1. The top of the machines is coated in a sticky blue detergent glaze, to which strands of hair cling. This Fuzzy Wuzzy (was a bear) coating is littered with a hodgepodge of abandoned, sad-looking objects. As of last Friday, these included a drenched paper towel ball; a moist rag; an inside out, graying sock; a lint-infested sock (not the match of the former) and a dirt-encrusted, lidless plastic container filled one-third of the way with murky green water. Theoretically, this shouldn’t be a problem—after all, clothes go inside of the machine, and not on top. But consider the following: My hamper and I enter the laundry room to retrieve my (hopefully) clean clothes, and I’m greeted by a colorful, soggy mound piled clumsily atop the machines. Initially, I sigh for the poor chump whose freshly bathed clothes are swimming in a sticky blue sea of strangers’ hairs. But then I realize that those green and purple-striped socks look all too familiar, and, because I’m an hour late to pick up my laundry, some self-centered nuisance savagely yanked out my clothes to stick in their own (which is probably karma, since said nuisance is often my impatient self.)

2. I once misplaced a just-washed sweater. After triple-checking my hamper, I hopped atop the washer and peered behind the row of machines. And that’s when I discovered it. The Jewett Laundry Room Cemetery. It’s a dark, dismal place of mourning. Beneath a convoluted maze of dusty pipes lie decaying clothing carcasses, all caked in a thick layer of dust and grime. I performed a brief eulogy (“Oh Reebok sock, I’m sure that you once expertly wicked moisture from a sweaty foot”), rescued my sweater using the tips of my pinkie and thumb, and inaugurated my laundry pile for the following week.

3. Oftentimes, I walk into the laundry room and encounter a student staring in horror at an open machine. Before I can inquire as to whether a garment ghost has at last arisen from the cemetery, the launderer advises me, “I wouldn’t use A2. It seems like there’s been some kind of an… umm…” Inevitably, they are staring at a puddle of cloudy liquid at the base of the machine. It’s kind of like a bucketful of mop-wrung water, and it’s best if you are warned about it and/or notice it prior to absentmindedly tossing your clothes into the murky mess like I once did.

4. If the puddle doesn’t drown my laundry, then its pint-sized, detergent container counterpart is liable to bespatter me. Opening the container necessitates a forceful yank, since it’s practically glued shut with soap residue. So I tug it open, and a cloudy liquid splatters everywhere.
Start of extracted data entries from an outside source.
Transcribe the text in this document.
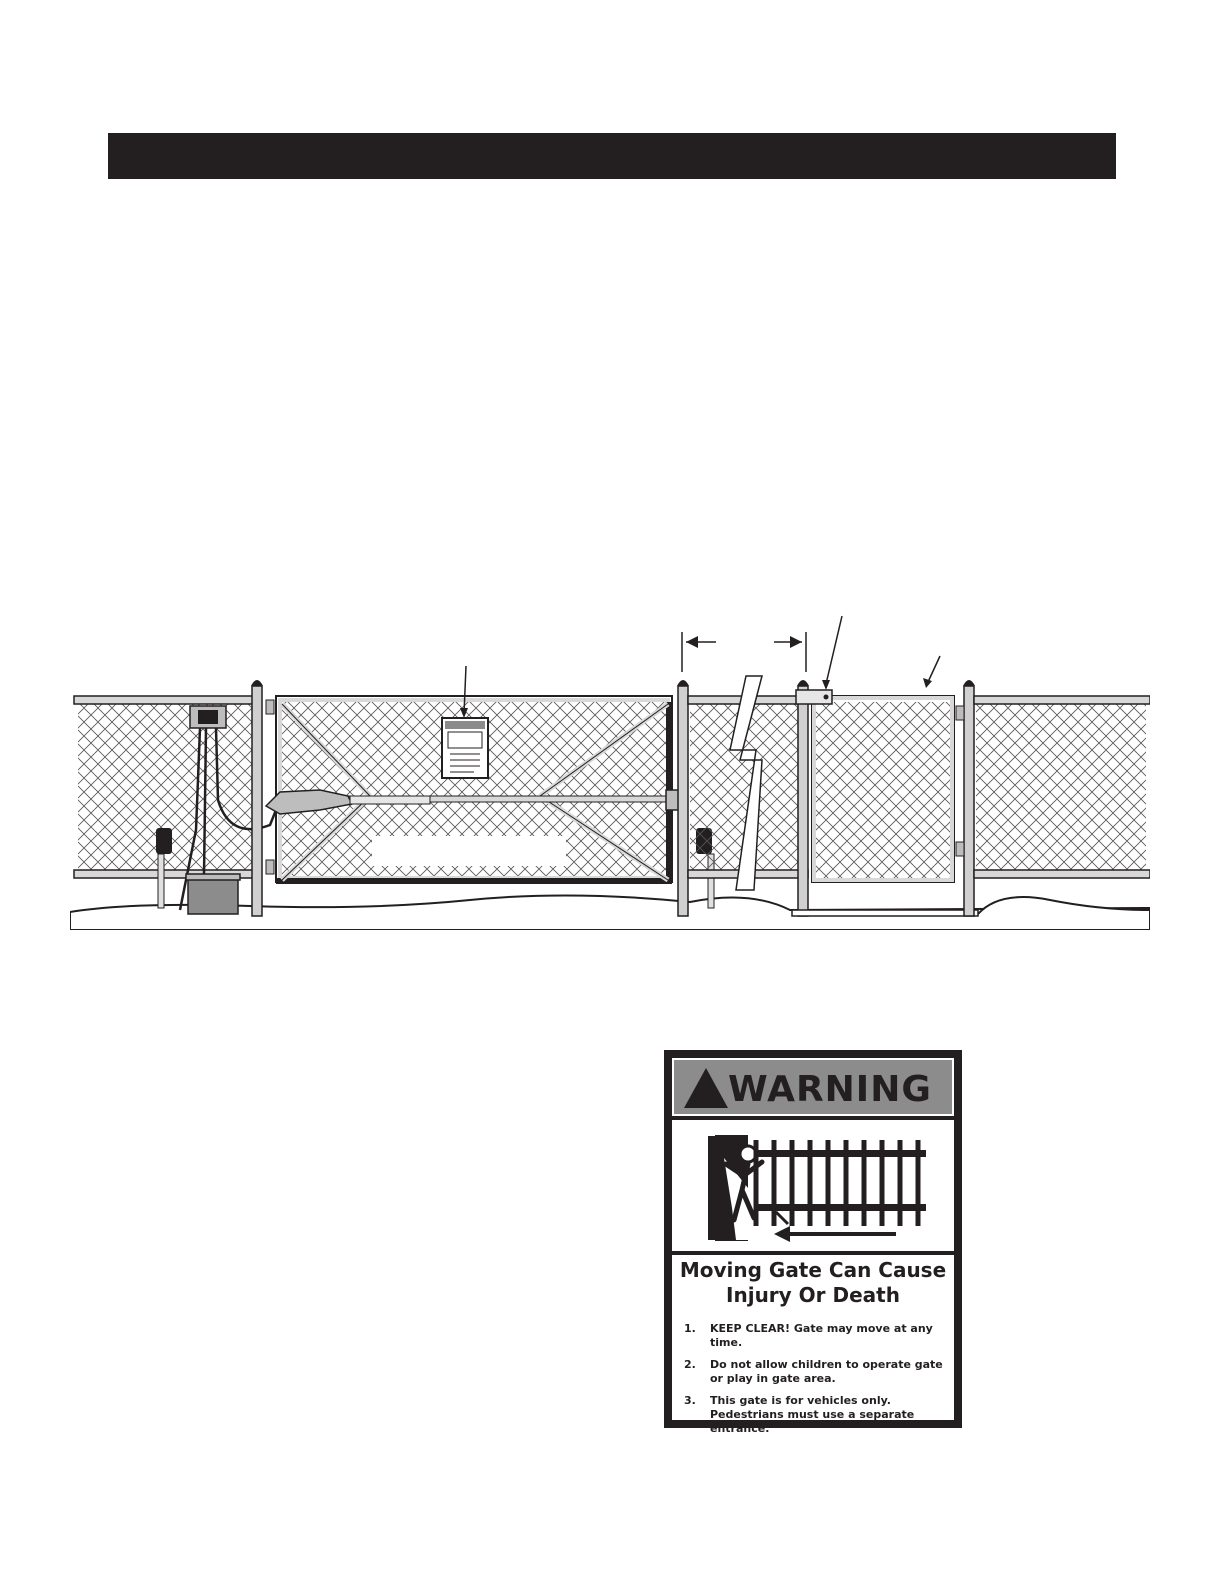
WARNING
Moving Gate Can Cause
Injury Or Death
1. KEEP CLEAR! Gate may move at any time.
2. Do not allow children to operate gate or play in gate area.
3. This gate is for vehicles only. Pedestrians must use a separate entrance.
5. Then there’s the powdery floor (run your fingertips across it—you’ll see what I mean), which is home to dried out Clorox wipes, squashed gum wrappers, toppled hampers, tissue balls, lint balls and hairballs. As I pull my newly laundered sheets out of the washing machine, they inevitably sag onto the dusty hairiness. Desperate to escape from the sauna (How is the laundry room 80-something degrees when it’s 20-something outside with a foot of snow on the ground?!), I pretend like it never happened, shove them back into my laundry basket (where they effectively contaminate my still-soaked towels, bathrobe and the like), and cuddle up in them every night.